Widening the Circle: Learning from May’s Advisers

Published: 15 June 2017

Among the many shocking outcomes of last week’s General Election, perhaps the least surprising was the resignation of two people who were at the centre of ‘Brand Theresa May’

The principle of co-creation is essential to communications ideas which build genuinely fruitful thought leadership platforms.

Among the many shocking outcomes of last week’s General Election, perhaps the least surprising was the resignation of two people who were at the centre of ‘Brand Theresa May’. Fiona Hill and Nick Timothy, the Prime Minister’s co-chiefs of staff, resigned on Saturday, amid a flurry of criticism over their role in the Conservative Party’s election loss.

However, the criticism of May’s closest advisers did not begin with last week’s election result. Pre-election, media articles had suggested that Theresa May’s difficulties with the social care policy stemmed from her overreliance on a small group of people.

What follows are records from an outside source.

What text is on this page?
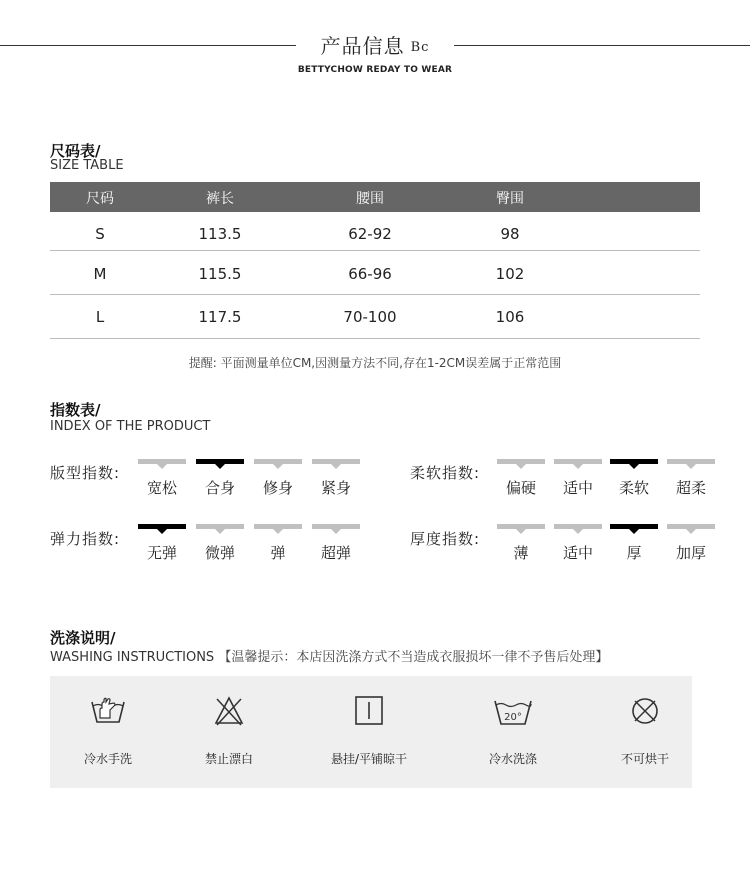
产品信息 Bc
BETTYCHOW REDAY TO WEAR
尺码表/
SIZE TABLE
尺码	裤长	腰围	臀围
S	113.5	62-92	98
M	115.5	66-96	102
L	117.5	70-100	106
提醒: 平面测量单位CM,因测量方法不同,存在1-2CM误差属于正常范围
指数表/
INDEX OF THE PRODUCT
版型指数:
宽松	合身	修身	紧身
柔软指数:
偏硬	适中	柔软	超柔
弹力指数:
无弹	微弹	弹	超弹
厚度指数:
薄	适中	厚	加厚
洗涤说明/
WASHING INSTRUCTIONS 【温馨提示：本店因洗涤方式不当造成衣服损坏一律不予售后处理】
冷水手洗	禁止漂白	悬挂/平铺晾干
20°
冷水洗涤	不可烘干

The policy wasn’t something which had undergone a wider consultation with the party or had been tested among a sample of the electorate and so, the Prime Minister was ultimately forced to do a u-turn.

The same accusations could be levelled at companies developing communications campaigns. Relying on an internal session with a small group of people from a company to generate ideas is a dangerous one. It’s no use dreaming up ideas in a closed room and hoping they will stick.